Growing climate concerns have intensified research into zero-emission transportation fuels, notably hydrogen. Hydrogen is considered a clean fuel because its only major by-product is water. This project analyzes how hydrogen compares to kerosene as a commercial aircraft fuel with respect to cost, CO2 emissions, and flight range. We hypothesized that hydrogen planes would emit less CO2 but would have higher fueling costs and shorter ranges than current kerosene planes. The fuel cost and emissions per km cruise of hypothetical hydrogen combustion and fuel cell planes using grey (methane-derived), blue (methane-derived with partial carbon capture), and green (electrolysis-derived using renewable electricity) hydrogen were calculated and compared to those of a kerosene Boeing 737-400 (737). These metrics were determined through chemical and physical analyses based on publicly available data.
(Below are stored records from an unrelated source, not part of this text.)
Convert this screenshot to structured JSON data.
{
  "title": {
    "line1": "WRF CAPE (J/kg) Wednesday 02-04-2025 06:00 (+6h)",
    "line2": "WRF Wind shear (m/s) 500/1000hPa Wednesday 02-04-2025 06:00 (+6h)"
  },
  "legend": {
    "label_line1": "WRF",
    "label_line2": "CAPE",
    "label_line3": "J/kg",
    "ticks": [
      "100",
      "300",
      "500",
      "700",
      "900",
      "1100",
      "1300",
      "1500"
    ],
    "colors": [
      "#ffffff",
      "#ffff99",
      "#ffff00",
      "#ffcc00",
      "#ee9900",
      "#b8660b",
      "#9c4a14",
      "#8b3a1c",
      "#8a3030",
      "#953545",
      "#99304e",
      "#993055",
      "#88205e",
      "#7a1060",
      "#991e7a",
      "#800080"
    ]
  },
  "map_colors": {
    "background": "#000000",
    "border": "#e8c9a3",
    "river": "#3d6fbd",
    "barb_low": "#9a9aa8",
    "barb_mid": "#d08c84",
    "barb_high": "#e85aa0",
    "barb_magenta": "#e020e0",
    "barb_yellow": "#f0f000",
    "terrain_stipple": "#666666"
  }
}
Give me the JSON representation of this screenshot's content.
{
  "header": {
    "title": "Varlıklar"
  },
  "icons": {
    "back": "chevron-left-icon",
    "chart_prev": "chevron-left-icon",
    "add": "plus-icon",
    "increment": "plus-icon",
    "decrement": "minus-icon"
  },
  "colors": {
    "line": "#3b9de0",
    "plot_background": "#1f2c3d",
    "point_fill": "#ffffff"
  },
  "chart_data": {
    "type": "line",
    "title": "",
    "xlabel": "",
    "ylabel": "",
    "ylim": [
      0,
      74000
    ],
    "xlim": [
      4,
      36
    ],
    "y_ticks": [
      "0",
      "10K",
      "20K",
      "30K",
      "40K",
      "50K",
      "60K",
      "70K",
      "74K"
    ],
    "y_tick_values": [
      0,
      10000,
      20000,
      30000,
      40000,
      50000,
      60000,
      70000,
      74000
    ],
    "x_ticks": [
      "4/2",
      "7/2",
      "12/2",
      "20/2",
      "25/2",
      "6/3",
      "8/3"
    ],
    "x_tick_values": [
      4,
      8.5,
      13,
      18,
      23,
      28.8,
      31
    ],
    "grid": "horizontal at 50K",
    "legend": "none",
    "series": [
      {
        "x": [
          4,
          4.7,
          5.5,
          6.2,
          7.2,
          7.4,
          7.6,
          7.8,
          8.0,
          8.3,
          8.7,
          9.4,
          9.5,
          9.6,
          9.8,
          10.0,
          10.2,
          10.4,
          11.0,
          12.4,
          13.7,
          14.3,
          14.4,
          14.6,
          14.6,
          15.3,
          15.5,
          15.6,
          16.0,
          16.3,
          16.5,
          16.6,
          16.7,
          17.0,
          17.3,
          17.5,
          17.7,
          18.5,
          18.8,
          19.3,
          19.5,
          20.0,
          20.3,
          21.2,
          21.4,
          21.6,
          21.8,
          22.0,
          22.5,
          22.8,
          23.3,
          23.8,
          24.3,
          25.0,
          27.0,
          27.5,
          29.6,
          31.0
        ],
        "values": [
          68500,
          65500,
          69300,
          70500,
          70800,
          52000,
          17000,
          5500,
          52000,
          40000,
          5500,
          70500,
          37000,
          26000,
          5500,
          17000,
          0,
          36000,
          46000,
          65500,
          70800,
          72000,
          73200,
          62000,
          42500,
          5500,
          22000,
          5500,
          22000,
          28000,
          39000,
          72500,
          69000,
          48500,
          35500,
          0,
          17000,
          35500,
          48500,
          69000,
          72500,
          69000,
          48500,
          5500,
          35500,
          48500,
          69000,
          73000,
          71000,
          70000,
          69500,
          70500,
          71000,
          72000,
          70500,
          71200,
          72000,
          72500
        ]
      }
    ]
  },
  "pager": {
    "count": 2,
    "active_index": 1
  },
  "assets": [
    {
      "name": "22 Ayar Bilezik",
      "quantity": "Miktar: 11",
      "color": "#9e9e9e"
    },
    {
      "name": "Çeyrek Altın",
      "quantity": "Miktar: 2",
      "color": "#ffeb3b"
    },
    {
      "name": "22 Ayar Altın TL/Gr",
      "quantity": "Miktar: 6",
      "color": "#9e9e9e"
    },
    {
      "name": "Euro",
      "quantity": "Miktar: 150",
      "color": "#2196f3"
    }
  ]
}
The blue hydrogen combustion plane is a promising short-term option because with 4-34% carbon capture, it had lower cost and emissions than the 737 while requiring minimal modifications to current infrastructure. The green hydrogen fuel cell plane is a promising long-term option because it had no CO2 emissions and would become cost competitive once the net electrolysis and fuel cell efficiency increases from the current 40% estimate to 48%. However, both hydrogen planes had relatively shorter ranges than the 737 due to the low volumetric density of hydrogen. Through this work, we have shown that hydrogen holds potential as an economically viable clean alternative aircraft fuel, but the development of high-density solid-state hydrogen storage materials is crucial for the success of hydrogen aviation.